Daraus ergibt sich für die Gesprächsorientierte Biografiearbeit eine Grundhaltung, die sich im Wesentlichen durch diese Qualitäten auszeichnet:

  • vorurteilsfrei und interessiert
  • an dem ganzen Menschen, mit seinen Freuden und seinen Leiden
  • mitdenkend, mitfühlend und mitwollend
  • in Bezug auf die individuellen Lern- und Entwicklungsintentionen des Menschen
  • ehrfürchtig und staunend
  • angesichts der einzigartigen Schönheit des Menschen und seines Lebensweges
  • phänomenologisch und achtsam
  • mit allen Sinnen wahrnehmend und bei der Wahrnehmung verweilend
  • begleitend und schützend
  • nicht führend, nicht folgend – Bruder/Schwester und Wächter*in sein
  • gewaltfrei und ergebnisoffen
  • den Prozess halten und Zeuge sein

Auf die kontinuierliche Übung dieser Qualitäten legen wir persönlich und in der Ausbildung großen Wert.

 

Arbeitsweisen

Die Arbeitsweise in der Gesprächsorientierten Biografiearbeit ist in erster Linie phänomenologisch. Das heißt, es geht vornehmlich um die wertfreie Betrachtung des Menschen mit seiner individuellen Lebens- und Entwicklungsgeschichte.
„Was hast du erlebt?“ und „Wie hast du es erlebt?“ sind die entscheidenden Fragen – und dann, darauf aufbauend: „Welcher Sinn liegt für dich darin?“ Wertungen (ob es gut oder schlecht ist), Vorurteile (wie es sein sollte) und Interpretationen (warum es so ist), trüben den phänomenologischen Blick.
Diese Art der phänomenologischen Betrachtung hat Goethe in seinen naturwissenschaftlichen Forschungen gepflegt, Rudolf Steiner hat sie aufgegriffen, weiterentwickelt und auch auf andere Gebiete als die Naturwissenschaft ausgedehnt. Zahlreiche Persönlichkeiten haben seine Anregungen weiter ausgearbeitet, sodass phänomenologische Betrachtungsweisen heute nicht nur in der Biografiearbeit, sondern z.B. auch in der Kunstbetrachtung und der Kunsttherapie, in der Heilpädagogik und Pädagogik und in der Medizin angewendet werden.

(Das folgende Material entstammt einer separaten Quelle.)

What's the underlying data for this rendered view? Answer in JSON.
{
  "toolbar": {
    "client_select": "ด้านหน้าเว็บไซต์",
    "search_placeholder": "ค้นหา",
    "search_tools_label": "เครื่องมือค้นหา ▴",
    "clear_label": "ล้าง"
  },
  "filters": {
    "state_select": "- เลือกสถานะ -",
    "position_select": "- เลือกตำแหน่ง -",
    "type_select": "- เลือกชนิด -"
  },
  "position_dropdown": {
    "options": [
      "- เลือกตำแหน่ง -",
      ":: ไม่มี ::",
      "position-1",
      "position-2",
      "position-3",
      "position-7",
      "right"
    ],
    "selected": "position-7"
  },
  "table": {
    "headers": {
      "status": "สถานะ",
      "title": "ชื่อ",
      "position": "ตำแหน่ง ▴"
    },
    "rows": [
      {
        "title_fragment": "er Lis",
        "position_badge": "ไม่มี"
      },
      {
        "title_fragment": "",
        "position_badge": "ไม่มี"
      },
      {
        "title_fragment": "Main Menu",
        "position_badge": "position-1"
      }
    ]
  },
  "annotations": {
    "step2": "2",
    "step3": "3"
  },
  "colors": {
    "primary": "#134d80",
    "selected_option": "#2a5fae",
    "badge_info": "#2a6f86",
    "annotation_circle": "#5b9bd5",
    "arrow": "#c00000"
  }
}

Des Weiteren sind für die Gesprächsorientierte Biografiearbeit die folgenden Arbeitsweisen besonders wichtig:

  • Erfahrungsbasiertes und experimentelles Arbeiten für eine lebendige Prozessgestaltung.
  • Künstlerische Betrachtung und kreative Techniken zur Vertiefung der Erfahrungen und zur Integration der Erkenntnisse.
  • Selbstreflektion, Intervision und Supervision.
  • Übungen zur Konsolidierung des neu Erfahrenen und Gelernten.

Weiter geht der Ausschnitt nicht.